I thought I’d take a break from world-building this week to share a little post about hex mapping.
Hexes are useful in roleplaying games because they allow you to travel equidistantly in more than four directions. This is not true of a traditional square grid, where diagonal movement is considerably farther than orthogonal movement.
The Dungeon Master’s Guide has guidance on three mapping scales:
- province scale (1 hex = 1 mile)
- kingdom scale (1 hex = 6 miles)
- continent scale (1 hex = 60 miles)
But how far is this exactly?
The DMG recommends using hex paper with 5 hexes to the inch (approximately 2 hexes per centimetre). Assuming a piece of A4 sized paper, this is what you would be able to cover on a province scale map.
As the DMG states, ‘a settled region mapped at this scale might have one town and eight to twelve villages or farming hamlets’, whereas a wilder region ‘might have only a single keep, or no settlements at all.’
What about kingdom scale? These are the same locations, zoomed out:
The DMG states that a map at this scale covers a large region, ‘about the size of Great Britain’ (eh, not quite, but kudos for not calling it ‘England’) ‘or half the size of the state of California’ (can’t comment). A settled region of this size ‘might easily have eight to twelve cities or towns to put on the map.’
What about continent scale?
As you can see, this scale is best for showing how multiple kingdoms fit together. You wouldn’t want to use it for overland travel unless your characters had a really fast mode of transport. Incidentally, this map is considerably bigger than the Sword Coast North.
Here’s a tip: these three scales correspond roughly to the first three tiers of play (see DMG pp 36–37).

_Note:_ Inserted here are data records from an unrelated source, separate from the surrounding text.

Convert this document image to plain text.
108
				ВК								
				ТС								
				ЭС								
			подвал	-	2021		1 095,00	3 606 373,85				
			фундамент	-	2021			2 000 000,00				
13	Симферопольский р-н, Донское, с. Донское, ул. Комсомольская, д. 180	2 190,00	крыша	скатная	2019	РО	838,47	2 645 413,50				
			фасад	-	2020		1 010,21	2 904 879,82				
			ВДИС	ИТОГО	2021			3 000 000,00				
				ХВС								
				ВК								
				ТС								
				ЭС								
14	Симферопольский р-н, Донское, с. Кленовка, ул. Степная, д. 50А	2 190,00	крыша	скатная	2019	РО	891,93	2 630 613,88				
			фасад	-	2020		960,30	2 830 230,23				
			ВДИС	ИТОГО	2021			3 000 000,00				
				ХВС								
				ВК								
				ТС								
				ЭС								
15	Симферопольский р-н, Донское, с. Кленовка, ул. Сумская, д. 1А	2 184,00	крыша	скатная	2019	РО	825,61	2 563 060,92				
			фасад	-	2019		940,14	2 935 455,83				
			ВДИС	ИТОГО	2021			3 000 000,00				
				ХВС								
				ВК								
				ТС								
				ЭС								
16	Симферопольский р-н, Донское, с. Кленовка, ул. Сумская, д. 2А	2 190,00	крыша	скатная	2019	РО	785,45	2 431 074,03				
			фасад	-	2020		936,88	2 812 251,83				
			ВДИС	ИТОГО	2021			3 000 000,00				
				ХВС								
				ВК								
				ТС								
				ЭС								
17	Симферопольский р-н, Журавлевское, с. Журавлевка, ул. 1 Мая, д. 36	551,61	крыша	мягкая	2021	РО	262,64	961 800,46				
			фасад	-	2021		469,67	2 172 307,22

- Tier 1 (Levels 1–4) happens at province scale. Characters are largely earthbound and may not even have the money for horses. They travel on foot and rest often as they are fragile. (You can even zoom in further than this. The poster map of Barovia in Curse of Strahd uses 1 hex per quarter-mile!)
- Kingdom scale is better for Tier 2 adventurers (Levels 5–10). The players are starting to learn more about the world, and they are no longer ‘local heroes’. Again, however, this is no hard-and-fast rule. The poster map for Lost Mine of Phandelver is 1 hex = 5 miles, and the poster map for Chult in Tomb of Annihilation is 1 hex = 10 miles.
- At Tier 3 (Levels 11–16), players are ‘masters of the realm’. They have access to spells like teleport and word of recall. Perhaps their adventures are better suited to a continent scale map at this stage. The map of Khorvaire included in Eberron: Rising from the Last War is not a hex map, but the bar scale uses divisions of 100 miles.
- What about Tier 4? Having now DMed 5e from 1st to 20th level, I now think of Tier 4 as the ‘victory lap’: the tier when the players can really break the game. Even continent scale may be insufficient for adventures at this level, and cosmologies (planar maps) may be more useful than any traditional cartography. (I highly recommend point crawls at this level, too, as traditional hex crawls and dungeon crawls break down completely.)
A final thought, inspired by a tweet from Justin Alexander (whose handle, fittingly, is @hexcrawl).
When you use kingdom scale, you are effectively saying ‘this is the most important thing in 30 square miles.’ Similarly, if you use a scale of 1 hex = 10 miles’ (like Tomb of Annihilation), you are effectively saying ‘this is the most important thing in 90 square miles.’ And if 100-mile hexes sound big, bear in the mind that few European countries would be more than ten hexes large at this scale.